After more than eight years leading the District’s police force, Chief Charles Ramsey’s “good ride,” he said Monday, has come to an end.
“I’ve enjoyed this,” Ramsey said as Mayor-elect Adrian Fenty named his replacement, Metropolitan Police Department Cmdr. Cathy Lanier. “I’ve enjoyed every single day and every single moment, the good and the bad.”
Ramsey, who will step down Jan. 2, was lured to the District in 1998 after serving three decades in the Chicago Police Department. Under his tenure, serious crime in the District has dropped virtually across the board — homicides last topped the 300 mark in 1997. He launched the city’s first community policing effort, expanded diversity training and established special units for multiple minority communities.

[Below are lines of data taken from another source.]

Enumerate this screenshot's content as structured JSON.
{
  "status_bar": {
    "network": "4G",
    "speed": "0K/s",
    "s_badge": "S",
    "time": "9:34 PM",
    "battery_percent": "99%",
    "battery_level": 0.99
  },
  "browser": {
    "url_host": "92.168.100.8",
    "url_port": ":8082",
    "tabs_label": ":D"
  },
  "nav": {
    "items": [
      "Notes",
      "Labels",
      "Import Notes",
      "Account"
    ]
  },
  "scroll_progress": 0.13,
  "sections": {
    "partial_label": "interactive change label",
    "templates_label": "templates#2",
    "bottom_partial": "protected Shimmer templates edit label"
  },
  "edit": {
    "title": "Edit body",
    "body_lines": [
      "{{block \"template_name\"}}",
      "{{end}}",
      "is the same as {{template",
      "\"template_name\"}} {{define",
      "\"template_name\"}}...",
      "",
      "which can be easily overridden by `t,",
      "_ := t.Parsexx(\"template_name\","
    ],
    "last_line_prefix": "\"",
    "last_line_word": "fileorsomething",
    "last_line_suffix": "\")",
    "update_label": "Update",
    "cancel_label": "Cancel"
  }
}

“I’m not a miracle worker but we did make things better,” Ramsey said.
But the chief’s critics included Fenty, who has long demanded more officers for neighborhood patrols. Civil rights groups clamored over the department’s handling of protesters, and the police union faulted Ramsey for taking what it considered to be a reactive, rather than proactive, approach to public safety.

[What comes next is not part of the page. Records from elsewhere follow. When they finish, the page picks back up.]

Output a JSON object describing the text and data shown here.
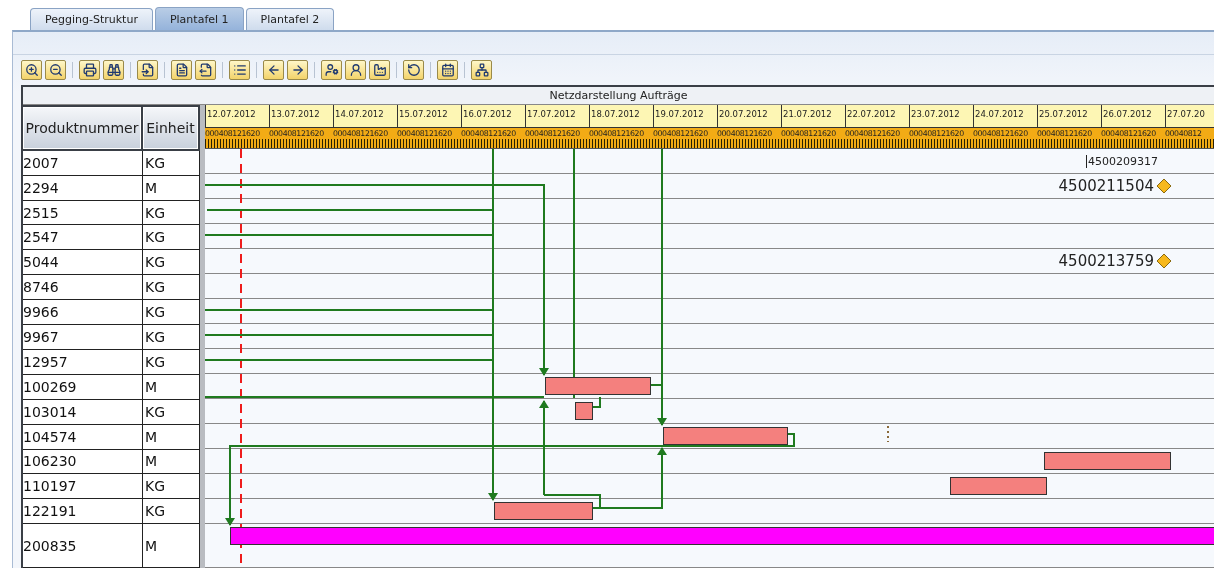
{
  "tabs": [
    {
      "label": "Pegging-Struktur",
      "selected": false
    },
    {
      "label": "Plantafel 1",
      "selected": true
    },
    {
      "label": "Plantafel 2",
      "selected": false
    }
  ],
  "table": {
    "title": "Netzdarstellung Aufträge",
    "columns": [
      "Produktnummer",
      "Einheit"
    ],
    "dates": [
      {
        "label": "12.07.2012",
        "hours": "000408121620"
      },
      {
        "label": "13.07.2012",
        "hours": "000408121620"
      },
      {
        "label": "14.07.2012",
        "hours": "000408121620"
      },
      {
        "label": "15.07.2012",
        "hours": "000408121620"
      },
      {
        "label": "16.07.2012",
        "hours": "000408121620"
      },
      {
        "label": "17.07.2012",
        "hours": "000408121620"
      },
      {
        "label": "18.07.2012",
        "hours": "000408121620"
      },
      {
        "label": "19.07.2012",
        "hours": "000408121620"
      },
      {
        "label": "20.07.2012",
        "hours": "000408121620"
      },
      {
        "label": "21.07.2012",
        "hours": "000408121620"
      },
      {
        "label": "22.07.2012",
        "hours": "000408121620"
      },
      {
        "label": "23.07.2012",
        "hours": "000408121620"
      },
      {
        "label": "24.07.2012",
        "hours": "000408121620"
      },
      {
        "label": "25.07.2012",
        "hours": "000408121620"
      },
      {
        "label": "26.07.2012",
        "hours": "000408121620"
      },
      {
        "label": "27.07.20",
        "hours": "00040812"
      }
    ],
    "rows": [
      {
        "product": "2007",
        "unit": "KG",
        "order": {
          "number": "4500209317",
          "kind": "plain"
        }
      },
      {
        "product": "2294",
        "unit": "M",
        "order": {
          "number": "4500211504",
          "kind": "milestone"
        }
      },
      {
        "product": "2515",
        "unit": "KG"
      },
      {
        "product": "2547",
        "unit": "KG"
      },
      {
        "product": "5044",
        "unit": "KG",
        "order": {
          "number": "4500213759",
          "kind": "milestone"
        }
      },
      {
        "product": "8746",
        "unit": "KG"
      },
      {
        "product": "9966",
        "unit": "KG"
      },
      {
        "product": "9967",
        "unit": "KG"
      },
      {
        "product": "12957",
        "unit": "KG"
      },
      {
        "product": "100269",
        "unit": "M",
        "bar": {
          "color": "#f4807e"
        }
      },
      {
        "product": "103014",
        "unit": "KG",
        "bar": {
          "color": "#f4807e"
        }
      },
      {
        "product": "104574",
        "unit": "M",
        "bar": {
          "color": "#f4807e"
        }
      },
      {
        "product": "106230",
        "unit": "M",
        "bar": {
          "color": "#f4807e"
        }
      },
      {
        "product": "110197",
        "unit": "KG",
        "bar": {
          "color": "#f4807e"
        }
      },
      {
        "product": "122191",
        "unit": "KG",
        "bar": {
          "color": "#f4807e"
        }
      },
      {
        "product": "200835",
        "unit": "M",
        "bar": {
          "color": "#ff00ff"
        }
      }
    ]
  }
}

Ramsey said he is most proud of “restoring the respect and credibility” to the MPD, and most “haunted” by the unsolved murder of 9-year-old Donte Manning, the Columbia Heights boy who was shot in the head by a stray bullet in March 2005.

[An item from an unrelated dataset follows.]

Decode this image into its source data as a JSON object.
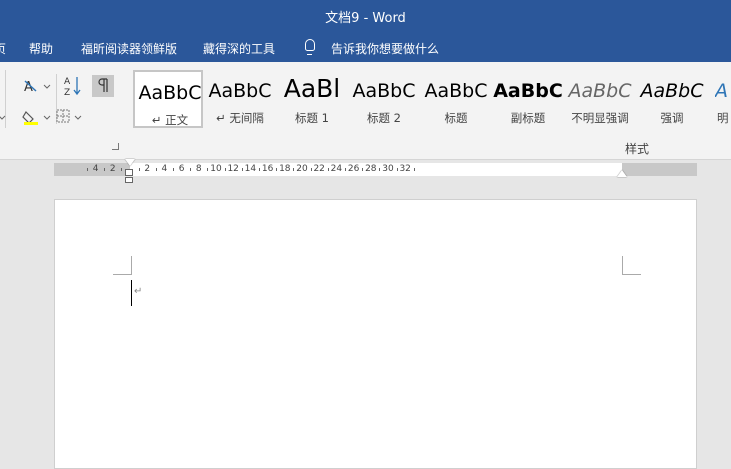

“That case is just one that just bothers me, that a child could be just gunned down on the street like that and you don’t get that outpouring of information and support of who’s responsible,” Ramsey said.
Ramsey said he’s not looking to lead another department, though he does hope to remain in law enforcement.
“I’m still a District of Columbia resident, still a stakeholder,” he said. “Unless obviously you’ve got any job opportunities that you know about, don’t be afraid to let me know.”